How Doctors Decide Ativan Dosage
Ativan (lorazepam), a benzodiazepine used for anxiety, seizures, insomnia, and sedation, has dosing that varies widely based on patient-specific factors. Standard adult doses range from 0.5-2 mg per dose for anxiety (up to 10 mg/day max), but adjustments prevent overdose risks like respiratory depression.[1]
Age and Dosage Adjustments
Elderly patients or those over 65 often start at half the usual dose (e.g., 0.5-1 mg) due to slower metabolism, higher fall risk, and increased sensitivity to sedation. Children under 12 get weight-based dosing (0.02-0.1 mg/kg), capped lower to avoid accumulation.[1][2]
Medical Conditions That Lower Doses
- Liver or kidney impairment: Reduced clearance means starting at 0.5 mg; severe cases may need 50% cuts.

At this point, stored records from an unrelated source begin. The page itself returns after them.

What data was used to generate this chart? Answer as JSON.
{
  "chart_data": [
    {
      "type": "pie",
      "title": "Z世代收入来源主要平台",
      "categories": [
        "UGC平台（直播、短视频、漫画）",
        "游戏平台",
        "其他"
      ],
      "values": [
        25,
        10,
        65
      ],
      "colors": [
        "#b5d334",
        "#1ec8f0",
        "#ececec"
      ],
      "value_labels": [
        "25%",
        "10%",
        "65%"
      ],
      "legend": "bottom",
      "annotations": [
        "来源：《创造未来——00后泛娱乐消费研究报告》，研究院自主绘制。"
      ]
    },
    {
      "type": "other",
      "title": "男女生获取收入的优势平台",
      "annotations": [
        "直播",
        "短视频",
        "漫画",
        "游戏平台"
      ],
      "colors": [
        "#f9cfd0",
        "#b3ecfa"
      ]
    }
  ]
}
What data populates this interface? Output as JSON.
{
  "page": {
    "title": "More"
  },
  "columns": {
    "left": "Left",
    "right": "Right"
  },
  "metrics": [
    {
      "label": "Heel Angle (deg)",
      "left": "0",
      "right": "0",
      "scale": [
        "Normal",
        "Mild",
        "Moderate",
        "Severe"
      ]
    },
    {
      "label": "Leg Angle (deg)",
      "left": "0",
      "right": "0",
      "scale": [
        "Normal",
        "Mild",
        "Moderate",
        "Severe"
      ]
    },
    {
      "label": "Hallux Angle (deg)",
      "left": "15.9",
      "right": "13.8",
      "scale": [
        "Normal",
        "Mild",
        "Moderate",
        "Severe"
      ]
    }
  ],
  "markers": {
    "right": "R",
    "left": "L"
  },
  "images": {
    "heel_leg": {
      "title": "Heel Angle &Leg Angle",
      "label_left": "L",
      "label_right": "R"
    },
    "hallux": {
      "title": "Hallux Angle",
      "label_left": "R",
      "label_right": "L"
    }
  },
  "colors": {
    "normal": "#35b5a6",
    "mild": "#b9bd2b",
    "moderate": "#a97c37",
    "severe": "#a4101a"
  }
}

- Respiratory issues (e.g., COPD, sleep apnea): Lower doses to avoid breathing suppression.
- Obesity: Higher body weight may require upward tweaks, but monitored closely.
- Other conditions: Hypothyroidism, depression, or chronic alcoholism prompt conservative starts.[1][3]

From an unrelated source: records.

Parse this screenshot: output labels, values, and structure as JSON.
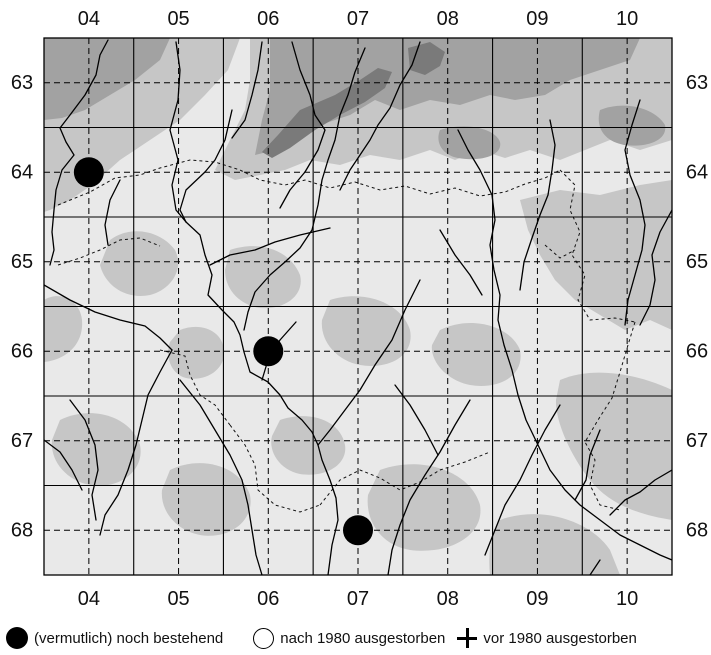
{
  "map": {
    "columns": [
      "04",
      "05",
      "06",
      "07",
      "08",
      "09",
      "10"
    ],
    "rows": [
      "63",
      "64",
      "65",
      "66",
      "67",
      "68"
    ],
    "colors": {
      "lowland": "#e9e9e9",
      "hills": "#c6c6c6",
      "mountains": "#a2a2a2",
      "peaks": "#7a7a7a",
      "rivers": "#000000",
      "grid": "#000000"
    },
    "occurrences": [
      {
        "status": "extant",
        "col": "04",
        "row": "64"
      },
      {
        "status": "extant",
        "col": "06",
        "row": "66"
      },
      {
        "status": "extant",
        "col": "07",
        "row": "68"
      }
    ]
  },
  "legend": {
    "extant_label": "(vermutlich) noch bestehend",
    "extinct_after_label": "nach 1980 ausgestorben",
    "extinct_before_label": "vor 1980 ausgestorben",
    "extant_icon": "filled-circle-icon",
    "extinct_after_icon": "open-circle-icon",
    "extinct_before_icon": "cross-icon"
  }
}
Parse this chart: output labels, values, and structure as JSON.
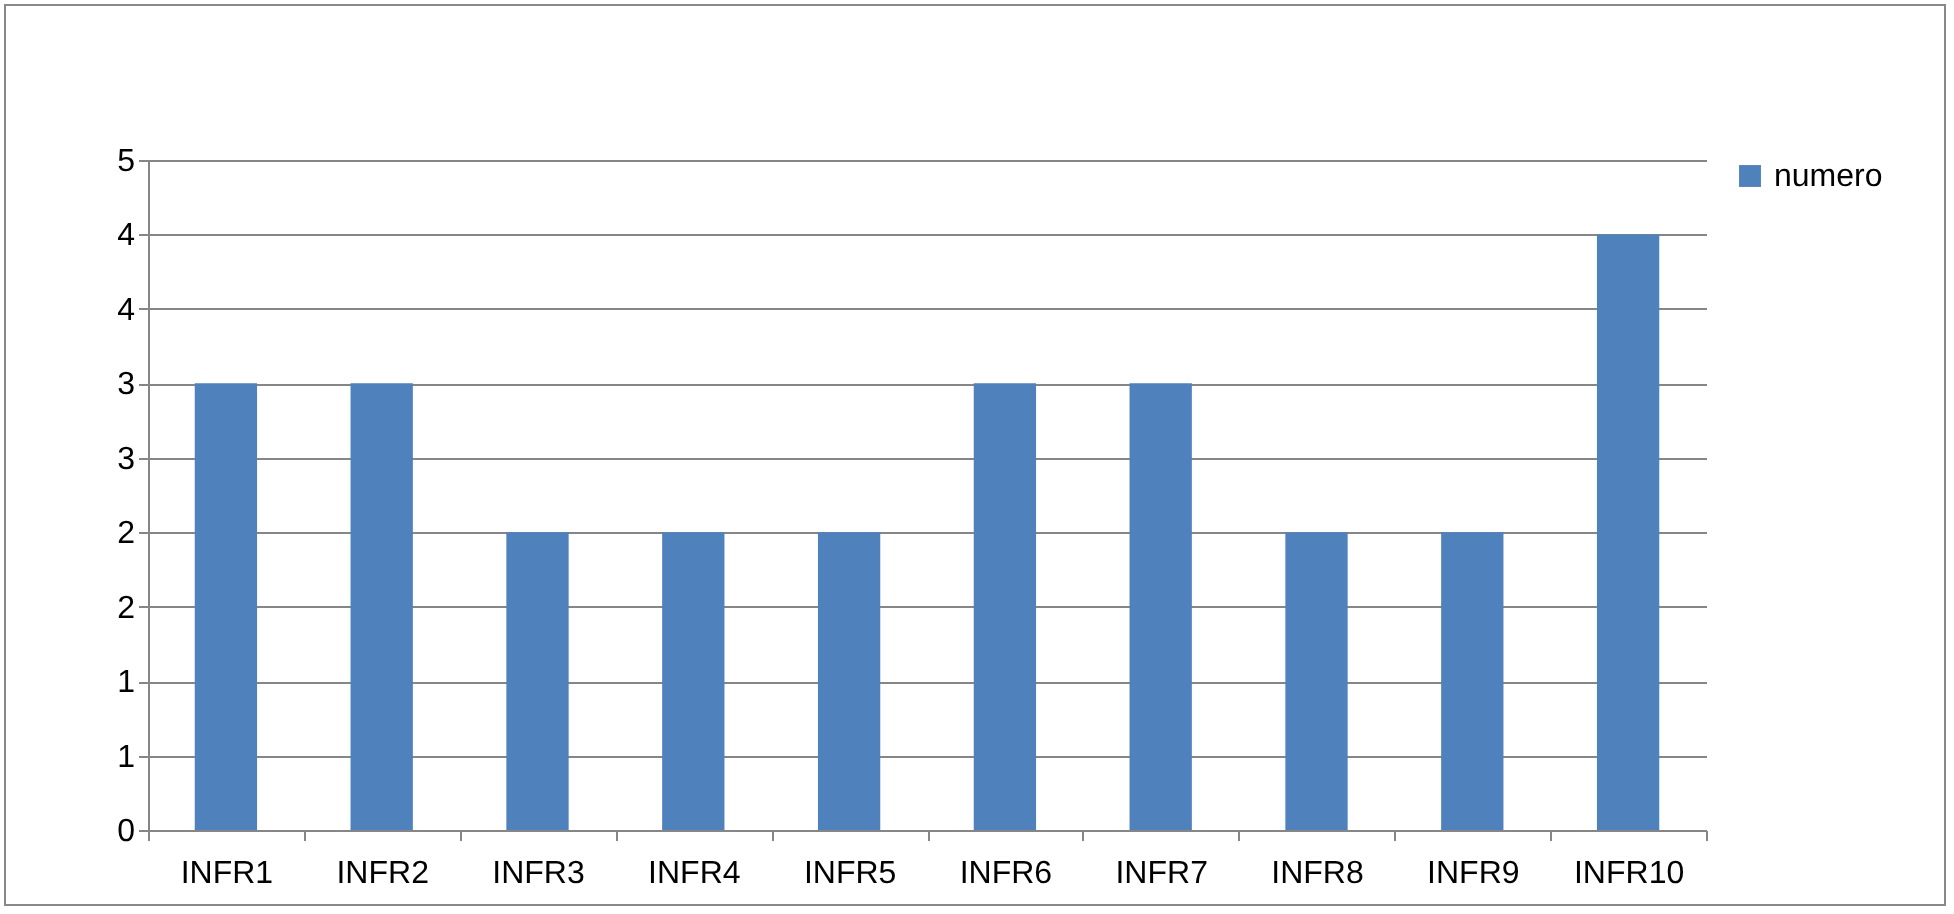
{
  "chart_data": {
    "type": "bar",
    "categories": [
      "INFR1",
      "INFR2",
      "INFR3",
      "INFR4",
      "INFR5",
      "INFR6",
      "INFR7",
      "INFR8",
      "INFR9",
      "INFR10"
    ],
    "series": [
      {
        "name": "numero",
        "color": "#4f81bd",
        "values": [
          3,
          3,
          2,
          2,
          2,
          3,
          3,
          2,
          2,
          4
        ]
      }
    ],
    "ylim": [
      0,
      4.5
    ],
    "yticks": [
      0,
      {
        "value": 0.5,
        "label": "1"
      },
      1,
      {
        "value": 1.5,
        "label": "2"
      },
      2,
      {
        "value": 2.5,
        "label": "3"
      },
      3,
      {
        "value": 3.5,
        "label": "4"
      },
      4,
      {
        "value": 4.5,
        "label": "5"
      }
    ],
    "grid": "y",
    "legend": "right"
  }
}
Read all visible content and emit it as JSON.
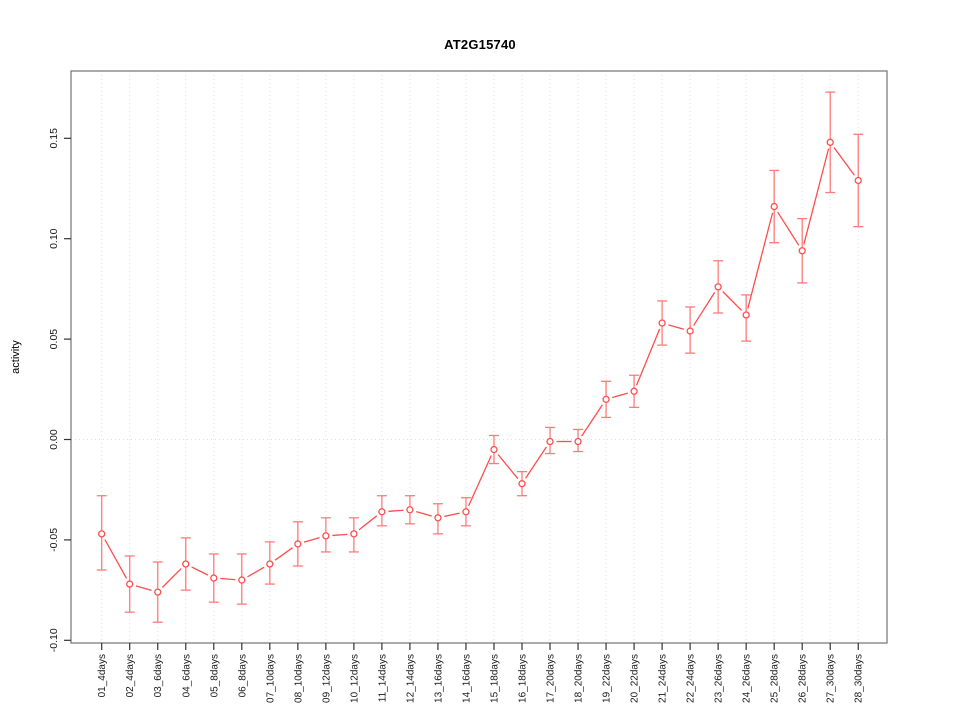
{
  "figure": {
    "background": "#ffffff"
  },
  "chart_data": {
    "type": "line",
    "title": "AT2G15740",
    "xlabel": "",
    "ylabel": "activity",
    "legend": "none",
    "grid": {
      "vertical_gridlines": true,
      "horizontal_zero_line": true,
      "style": "dotted"
    },
    "ylim": [
      -0.101,
      0.184
    ],
    "ytick_values": [
      0.15,
      0.1,
      0.05,
      0.0,
      -0.05,
      -0.1
    ],
    "ytick_labels": [
      "0.15",
      "0.10",
      "0.05",
      "0.00",
      "-0.05",
      "-0.10"
    ],
    "categories": [
      "01_4days",
      "02_4days",
      "03_6days",
      "04_6days",
      "05_8days",
      "06_8days",
      "07_10days",
      "08_10days",
      "09_12days",
      "10_12days",
      "11_14days",
      "12_14days",
      "13_16days",
      "14_16days",
      "15_18days",
      "16_18days",
      "17_20days",
      "18_20days",
      "19_22days",
      "20_22days",
      "21_24days",
      "22_24days",
      "23_26days",
      "24_26days",
      "25_28days",
      "26_28days",
      "27_30days",
      "28_30days"
    ],
    "series": [
      {
        "name": "activity",
        "marker": "open-circle",
        "values": [
          -0.047,
          -0.072,
          -0.076,
          -0.062,
          -0.069,
          -0.07,
          -0.062,
          -0.052,
          -0.048,
          -0.047,
          -0.036,
          -0.035,
          -0.039,
          -0.036,
          -0.005,
          -0.022,
          -0.001,
          -0.001,
          0.02,
          0.024,
          0.058,
          0.054,
          0.076,
          0.062,
          0.116,
          0.094,
          0.148,
          0.129
        ],
        "error_upper": [
          -0.028,
          -0.058,
          -0.061,
          -0.049,
          -0.057,
          -0.057,
          -0.051,
          -0.041,
          -0.039,
          -0.039,
          -0.028,
          -0.028,
          -0.032,
          -0.029,
          0.002,
          -0.016,
          0.006,
          0.005,
          0.029,
          0.032,
          0.069,
          0.066,
          0.089,
          0.072,
          0.134,
          0.11,
          0.173,
          0.152
        ],
        "error_lower": [
          -0.065,
          -0.086,
          -0.091,
          -0.075,
          -0.081,
          -0.082,
          -0.072,
          -0.063,
          -0.056,
          -0.056,
          -0.043,
          -0.042,
          -0.047,
          -0.043,
          -0.012,
          -0.028,
          -0.007,
          -0.006,
          0.011,
          0.016,
          0.047,
          0.043,
          0.063,
          0.049,
          0.098,
          0.078,
          0.123,
          0.106
        ]
      }
    ],
    "colors": {
      "line": "#ff4d4d",
      "point_stroke": "#ff4d4d",
      "point_fill": "#ffffff",
      "error_bar": "#ff7a7a",
      "grid": "#e0e0e0",
      "plot_border": "#737373",
      "tick": "#333333",
      "text": "#1a1a1a"
    }
  }
}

Drug Interactions Impacting Dosage
Ativan amplifies with CNS depressants:
- Opioids or alcohol: Cut dose by 50% or avoid combo due to fatal sedation risk.
- Other benzos, antipsychotics, or anticonvulsants: Titrate slowly.
- CYP3A4 inhibitors (e.g., ketoconazole): Increase Ativan levels, so reduce dose.[1][2]
Why Dosage Changes for Specific Uses
| Use | Typical Starting Dose | Key Factors |
|-----|-----------------------|-------------|
| Anxiety | 2-3 mg/day divided | Titrate up over days; short-term only (2-4 weeks). |
| Insomnia | 1-2 mg at bedtime | Avoid in elderly; taper to prevent rebound. |
| Seizures (status epilepticus) | 0.05 mg/kg IV (max 4 mg) | Repeat if needed after 10-15 min; hospital setting. |
| Pre-op sedation | 2-4 mg IM/IV | Based on urgency and patient weight. |[1][2]
Tolerance and Long-Term Factors
Chronic use builds tolerance within weeks, requiring higher doses for effect—but guidelines recommend against >4 months due to dependence. Abrupt stops risk withdrawal (anxiety, seizures), so taper 10-25% weekly.[3]
What Happens with Missed Doses or Overdose
Skip missed oral doses; don't double up. Overdose signs (extreme drowsiness, coma) need immediate naloxone or flumazenil in ER. Patient weight, dose timing, and alcohol use dictate severity.[1]